Jace tornò a serrare i pugni, i muscoli insolitamente contratti: faceva male, sentir parlare così di suo fratello. Faceva male ricordare quanto avesse amato, e combattuto, e perso, spesso a causa sua.

“E soffro ancora, tutti i giorni, proprio come te e Isabelle. Ma se soffro è perché sono vivo.[1]

Il volto di Magnus, adesso, non aveva più maschere: era antico e sincero, dolore e rimpianto mescolati ad affetto e all’orgoglio.

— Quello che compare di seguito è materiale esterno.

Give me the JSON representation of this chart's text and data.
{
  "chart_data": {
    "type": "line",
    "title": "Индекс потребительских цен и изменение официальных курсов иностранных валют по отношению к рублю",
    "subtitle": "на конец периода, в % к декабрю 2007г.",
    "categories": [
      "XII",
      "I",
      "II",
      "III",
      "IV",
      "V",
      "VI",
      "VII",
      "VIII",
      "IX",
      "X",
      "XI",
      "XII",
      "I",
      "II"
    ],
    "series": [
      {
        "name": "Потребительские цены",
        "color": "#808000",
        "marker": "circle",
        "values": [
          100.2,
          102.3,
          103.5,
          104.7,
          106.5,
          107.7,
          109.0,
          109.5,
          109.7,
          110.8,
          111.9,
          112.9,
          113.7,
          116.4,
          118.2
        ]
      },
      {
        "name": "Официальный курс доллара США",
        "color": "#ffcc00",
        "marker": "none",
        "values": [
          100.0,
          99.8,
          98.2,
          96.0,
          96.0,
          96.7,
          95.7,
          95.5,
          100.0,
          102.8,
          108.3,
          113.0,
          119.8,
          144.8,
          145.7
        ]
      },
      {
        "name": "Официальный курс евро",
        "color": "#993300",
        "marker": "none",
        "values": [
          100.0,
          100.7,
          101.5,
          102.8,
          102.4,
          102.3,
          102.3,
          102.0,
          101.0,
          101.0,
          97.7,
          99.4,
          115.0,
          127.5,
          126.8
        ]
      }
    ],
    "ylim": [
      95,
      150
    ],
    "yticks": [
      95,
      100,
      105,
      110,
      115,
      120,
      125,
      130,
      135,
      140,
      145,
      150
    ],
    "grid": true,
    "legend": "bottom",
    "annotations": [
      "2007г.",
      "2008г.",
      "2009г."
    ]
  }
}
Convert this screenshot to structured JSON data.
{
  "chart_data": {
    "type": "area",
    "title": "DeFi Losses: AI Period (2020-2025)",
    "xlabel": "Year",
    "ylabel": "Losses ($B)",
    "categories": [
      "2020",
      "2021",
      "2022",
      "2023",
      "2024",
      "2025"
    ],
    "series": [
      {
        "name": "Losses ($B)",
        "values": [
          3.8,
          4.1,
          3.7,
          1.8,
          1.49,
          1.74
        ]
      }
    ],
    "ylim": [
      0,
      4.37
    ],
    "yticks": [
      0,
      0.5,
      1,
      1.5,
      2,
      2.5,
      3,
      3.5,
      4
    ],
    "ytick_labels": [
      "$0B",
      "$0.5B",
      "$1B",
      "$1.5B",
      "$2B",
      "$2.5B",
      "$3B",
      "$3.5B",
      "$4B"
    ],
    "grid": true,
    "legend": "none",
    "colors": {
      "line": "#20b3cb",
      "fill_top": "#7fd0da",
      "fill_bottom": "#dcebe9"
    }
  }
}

 “Spiega questo a tua sorella” concluse, scostandosi una ciocca dagli occhi. “Dille che una vita spezzata non si rigenera rompendone un’altra. Di’ a Isabelle di vivere il doppio, il triplo, affinché anche i fratelli che ha perso possano avere una possibilità attraverso di lei. Non sprecate il tempo che vi è rimasto facendovi del male.”

Una luce azzurrina illuminò la stanza, attirando l’attenzione di Jace; un portale si disegnò in mezzo loro, proiettando riflessi azzurri sul volto di Magnus.

“Alec non lo vorrebbe.”

Note Finali.

Buongiorno!

È venerdì e questo significa ‘nuovo capitolo’! La storia riprende da dove si era conclusa con quello precedente ed ecco che Jace incontra finalmente Magnus. Il loro dialogo è stato forse uno di quelli più dolorosi da scrivere, ma la storia non mi sarebbe sembrata completa senza una comparsa di Magnus, vista la sua importanza nella vita di Alec. Magnus e Jace sono due persone molto diverse e Magnus ha alle spalle anni di vita, saggezza e conoscenze che Jace invece non possiede: questo si riflette nel modo così diverso che hanno di affrontare la morte di Alec.

Jace si trova dunque di nuovo a un punto di partenza, ma come sappiamo non si lascia abbattere facilmente. Nel prossimo capitolo tornerà alla carica con le sue ricerche e le sue teorie e tenterà di strappare qualche risposta a un certo, bellissimo, Fratello Silente a caso. Un Fratello Silente che sa benissimo quanta dolore comporti la perdita del proprio parabatai. Il prossimo capitolo se la batte con questo per il livello di angst, ma prometto che dal quarto in poi l’atmosfera si alleggerirà (giusto) un tantino.

Ringrazio tantissimo le persone che hanno commentato lo scorso capitolo e quelle che hanno aggiunto la storia alle seguite! Spero tanto di sentire un vostro parere su questa nuova parte!

 

A presto

Laura

 

 

 

 



[1] Questa frase di Magnus si ispira a un dialogo del film “Charlie St. Cloud”. Me ne sono accorta a posteriori quindi spero di ricordare correttamente!